If you send your invoices at the end of the month, even with net 15 terms, you don’t get paid for your work until 45 days after you started on it. Since your employee is being paid that whole time, you will have to pay them a month and a half of salary ($15,000 in this case) before you get paid for the work they’re doing ($10,000 in this case). If this continues, you’ll always be $5,000 short. If the client pays later than 15 days, which is more common than you’ll like, you’re even more in the hole.

But if you bill at the start of work and they pay in 15 days, you’ve only done one pay period ($5,000) but you’ll get paid $10,000, and you’ll stay ahead of your payments to your employees. This is much more comfortable of a position to be in, and you’ll find that most businesses worth doing business with have no problem with these terms.

Free Work

I do free work all the time and give away freebies as a way to build good will with people who might know potential clients. I think it’s been essential for getting referrals, and it makes people feel good which is always nice.

The easiest way to do this for me is to audit their site for SEO opportunities (usually takes 10-20 minutes at this point) and give them free access to our $500 course (doesn’t cost me anything). This takes maybe 30 minutes to do, but means a lot to the companies receiving it, and has led to multiple introductions and referrals that I wouldn’t otherwise have gotten.

I’m not saying do free stuff just to get something from other people. Rather, don’t shy away from free work the way most agencies do just because you don’t want to “do anything for free.” A good rule of thumb is: if they want free work, don’t do it. If they aren’t expecting it, do it.

The Next Year

Where we are now, we have 12 clients we love working with, our two internal projects, and one site that we’ve invested in.

Since we’re at around our capacity for clients, we get to be selective now in who we take on. We don’t have to take on bad clients or clients who aren’t a good fit, and we can keep a waiting list of sites to potentially work with.

Along with that, our sites are growing very quickly. Cup & Leaf has only been up for four months, and the daily organic traffic so far is pretty impressive:

cup and leaf blog growth

Over the next year, I think we’ll keep our agency-focused team around the same size and the same level of exclusivity, while growing the side of the business focused on other projects. We have no intention to stop working with clients we enjoy working with, and it’s also fun to direct some of our energy and strategy to projects that we own.

It’s an aggressive goal, but it would be pretty cool to write another post like this next year and have Growth Machine making even more from the same team and number of clients, have Cup & Leaf grown to over $83k MRR, and maybe a couple other projects going as well.

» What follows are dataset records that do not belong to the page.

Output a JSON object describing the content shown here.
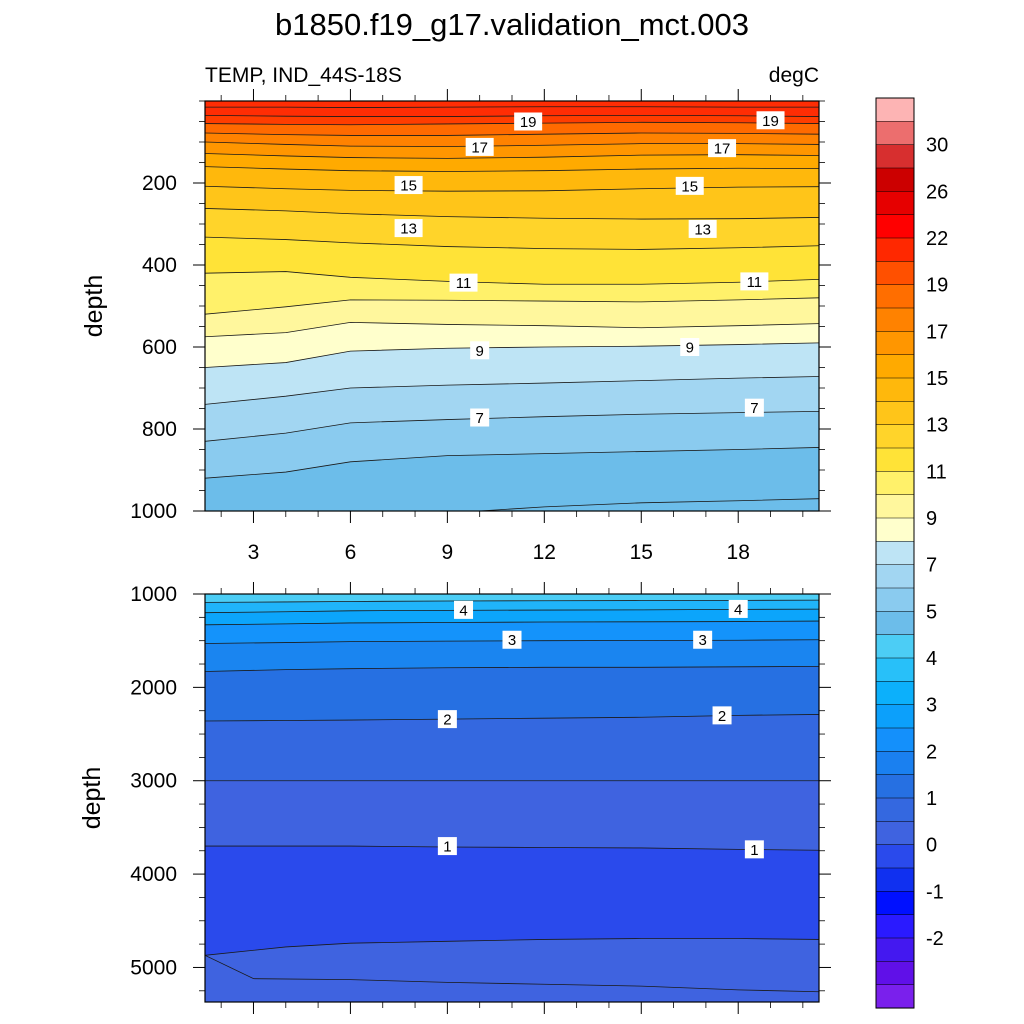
{
  "title": "b1850.f19_g17.validation_mct.003",
  "colors": {
    "frame": "#000000",
    "contour_line": "#1a1a1a",
    "label_bg": "#ffffff"
  },
  "chart_data": [
    {
      "type": "contour",
      "subtitle_left": "TEMP, IND_44S-18S",
      "subtitle_right": "degC",
      "ylabel": "depth",
      "xlabel": "",
      "xlim": [
        1.5,
        20.5
      ],
      "ylim": [
        0,
        1000
      ],
      "y_reversed": true,
      "xticks": [
        3,
        6,
        9,
        12,
        15,
        18
      ],
      "yticks": [
        200,
        400,
        600,
        800,
        1000
      ],
      "contours": [
        {
          "level": 21,
          "depths": [
            15,
            15,
            16,
            15,
            14,
            14,
            15,
            15
          ],
          "fill": "#ff2d04"
        },
        {
          "level": 20,
          "depths": [
            35,
            37,
            38,
            38,
            36,
            35,
            36,
            38
          ],
          "fill": "#ff2d04"
        },
        {
          "level": 19,
          "depths": [
            55,
            57,
            58,
            56,
            54,
            52,
            53,
            55
          ],
          "fill": "#ff3d00"
        },
        {
          "level": 18,
          "depths": [
            78,
            82,
            84,
            84,
            81,
            78,
            79,
            81
          ],
          "fill": "#ff6a00"
        },
        {
          "level": 17,
          "depths": [
            100,
            106,
            110,
            111,
            108,
            104,
            104,
            106
          ],
          "fill": "#ff8200"
        },
        {
          "level": 16,
          "depths": [
            128,
            134,
            138,
            140,
            137,
            132,
            131,
            133
          ],
          "fill": "#ff9600"
        },
        {
          "level": 15,
          "depths": [
            160,
            166,
            170,
            172,
            170,
            166,
            164,
            165
          ],
          "fill": "#ffaa00"
        },
        {
          "level": 14,
          "depths": [
            208,
            214,
            218,
            220,
            219,
            214,
            210,
            209
          ],
          "fill": "#ffb80c"
        },
        {
          "level": 13,
          "depths": [
            262,
            268,
            275,
            282,
            286,
            288,
            287,
            284
          ],
          "fill": "#ffc519"
        },
        {
          "level": 12,
          "depths": [
            332,
            338,
            346,
            355,
            360,
            362,
            358,
            353
          ],
          "fill": "#ffd42a"
        },
        {
          "level": 11,
          "depths": [
            420,
            416,
            430,
            440,
            447,
            447,
            442,
            435
          ],
          "fill": "#ffe337"
        },
        {
          "level": 10,
          "depths": [
            520,
            502,
            485,
            486,
            488,
            490,
            485,
            480
          ],
          "fill": "#fff16a"
        },
        {
          "level": 9,
          "depths": [
            575,
            565,
            540,
            545,
            548,
            553,
            548,
            543
          ],
          "fill": "#fff79d"
        },
        {
          "level": 8,
          "depths": [
            650,
            638,
            610,
            603,
            600,
            598,
            594,
            590
          ],
          "fill": "#ffffcc"
        },
        {
          "level": 7,
          "depths": [
            740,
            720,
            700,
            693,
            688,
            682,
            676,
            672
          ],
          "fill": "#bee4f5"
        },
        {
          "level": 6,
          "depths": [
            830,
            810,
            785,
            777,
            770,
            764,
            760,
            757
          ],
          "fill": "#a2d6f2"
        },
        {
          "level": 5,
          "depths": [
            920,
            905,
            880,
            865,
            860,
            855,
            850,
            845
          ],
          "fill": "#8acbef"
        },
        {
          "level": 4.5,
          "depths": [
            1010,
            1010,
            1010,
            1005,
            990,
            980,
            975,
            970
          ],
          "fill": "#6cbdea"
        }
      ],
      "contour_x": [
        1.5,
        4,
        6,
        9,
        12,
        15,
        18,
        20.5
      ],
      "bottom_fill": "#6cbdea",
      "top_fill": "#ff2d04",
      "labels": [
        {
          "text": "19",
          "x": 11.5,
          "y": 50
        },
        {
          "text": "19",
          "x": 19.0,
          "y": 47
        },
        {
          "text": "17",
          "x": 10.0,
          "y": 112
        },
        {
          "text": "17",
          "x": 17.5,
          "y": 115
        },
        {
          "text": "15",
          "x": 7.8,
          "y": 205
        },
        {
          "text": "15",
          "x": 16.5,
          "y": 207
        },
        {
          "text": "13",
          "x": 7.8,
          "y": 310
        },
        {
          "text": "13",
          "x": 16.9,
          "y": 312
        },
        {
          "text": "11",
          "x": 9.5,
          "y": 443
        },
        {
          "text": "11",
          "x": 18.5,
          "y": 440
        },
        {
          "text": "9",
          "x": 10.0,
          "y": 608
        },
        {
          "text": "9",
          "x": 16.5,
          "y": 600
        },
        {
          "text": "7",
          "x": 10.0,
          "y": 772
        },
        {
          "text": "7",
          "x": 18.5,
          "y": 748
        }
      ]
    },
    {
      "type": "contour",
      "ylabel": "depth",
      "xlabel": "",
      "xlim": [
        1.5,
        20.5
      ],
      "ylim": [
        1000,
        5370
      ],
      "y_reversed": true,
      "xticks": [
        3,
        6,
        9,
        12,
        15,
        18
      ],
      "yticks": [
        1000,
        2000,
        3000,
        4000,
        5000
      ],
      "contour_x": [
        1.5,
        4,
        6,
        9,
        12,
        15,
        18,
        20.5
      ],
      "contours": [
        {
          "level": 4.5,
          "depths": [
            1090,
            1085,
            1080,
            1075,
            1072,
            1070,
            1068,
            1066
          ],
          "fill": "#36c0f5"
        },
        {
          "level": 4,
          "depths": [
            1200,
            1190,
            1180,
            1175,
            1172,
            1170,
            1165,
            1162
          ],
          "fill": "#20b4fa"
        },
        {
          "level": 3.5,
          "depths": [
            1330,
            1320,
            1310,
            1305,
            1300,
            1298,
            1295,
            1290
          ],
          "fill": "#0ca5fb"
        },
        {
          "level": 3,
          "depths": [
            1530,
            1520,
            1510,
            1505,
            1500,
            1498,
            1495,
            1490
          ],
          "fill": "#1493fb"
        },
        {
          "level": 2.5,
          "depths": [
            1830,
            1810,
            1800,
            1790,
            1785,
            1785,
            1780,
            1775
          ],
          "fill": "#1a85f0"
        },
        {
          "level": 2,
          "depths": [
            2360,
            2355,
            2350,
            2340,
            2330,
            2320,
            2300,
            2290
          ],
          "fill": "#2670e2"
        },
        {
          "level": 1.5,
          "depths": [
            3000,
            3000,
            3000,
            3000,
            3000,
            3000,
            3000,
            3000
          ],
          "fill": "#3468e0"
        },
        {
          "level": 1,
          "depths": [
            3700,
            3700,
            3700,
            3710,
            3715,
            3720,
            3735,
            3745
          ],
          "fill": "#3f63e0"
        },
        {
          "level": 0.8,
          "depths": [
            4870,
            4780,
            4740,
            4720,
            4700,
            4690,
            4690,
            4700
          ],
          "fill": "#2a4aec"
        }
      ],
      "secondary_boundary": {
        "x": [
          1.5,
          3,
          6,
          9,
          12,
          15,
          18,
          20.5
        ],
        "depths": [
          4870,
          5120,
          5130,
          5160,
          5180,
          5200,
          5240,
          5260
        ]
      },
      "top_fill": "#4ccdf5",
      "bottom_fill": "#3f63e0",
      "labels": [
        {
          "text": "4",
          "x": 9.5,
          "y": 1170
        },
        {
          "text": "4",
          "x": 18.0,
          "y": 1160
        },
        {
          "text": "3",
          "x": 11.0,
          "y": 1490
        },
        {
          "text": "3",
          "x": 16.9,
          "y": 1490
        },
        {
          "text": "2",
          "x": 9.0,
          "y": 2340
        },
        {
          "text": "2",
          "x": 17.5,
          "y": 2300
        },
        {
          "text": "1",
          "x": 9.0,
          "y": 3700
        },
        {
          "text": "1",
          "x": 18.5,
          "y": 3735
        }
      ]
    },
    {
      "type": "colorbar",
      "levels": [
        "30",
        "26",
        "22",
        "19",
        "17",
        "15",
        "13",
        "11",
        "9",
        "7",
        "5",
        "4",
        "3",
        "2",
        "1",
        "0",
        "-1",
        "-2"
      ],
      "colors": [
        "#fdb4b4",
        "#ec6e6e",
        "#d72f2f",
        "#cc0000",
        "#e60000",
        "#ff0000",
        "#ff2800",
        "#ff5000",
        "#ff6e00",
        "#ff8200",
        "#ff9600",
        "#ffaa00",
        "#ffb80c",
        "#ffc519",
        "#ffd42a",
        "#ffe337",
        "#fff16a",
        "#fff79d",
        "#ffffcc",
        "#bee4f5",
        "#a2d6f2",
        "#8acbef",
        "#6cbdea",
        "#4ccdf5",
        "#28c0f9",
        "#0cb0fb",
        "#0ca0fb",
        "#1490fb",
        "#1a80f0",
        "#2670e2",
        "#3468e0",
        "#3f63e0",
        "#2a4aec",
        "#1030f0",
        "#0010ff",
        "#2a1aff",
        "#4418f0",
        "#6010e8",
        "#7a20ec"
      ]
    }
  ]
}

But I never could have predicted everything that happened this past year, so I know the next year will surprise me as well.

Footnotes

1: That freelancer was Assya Barrette who's phenomenal, and you should work with her if you have the opportunity.

2: Hiring a team as an agency is actually pretty scary. As I get into later, it's risky because the cash flow economics are much worse, but there's no way we could have continued growing if we hadn't started hiring.

3: However, the agency we worked with, Conversations, was wonderful, and I'd definitely work with them again in a business where it made more sense.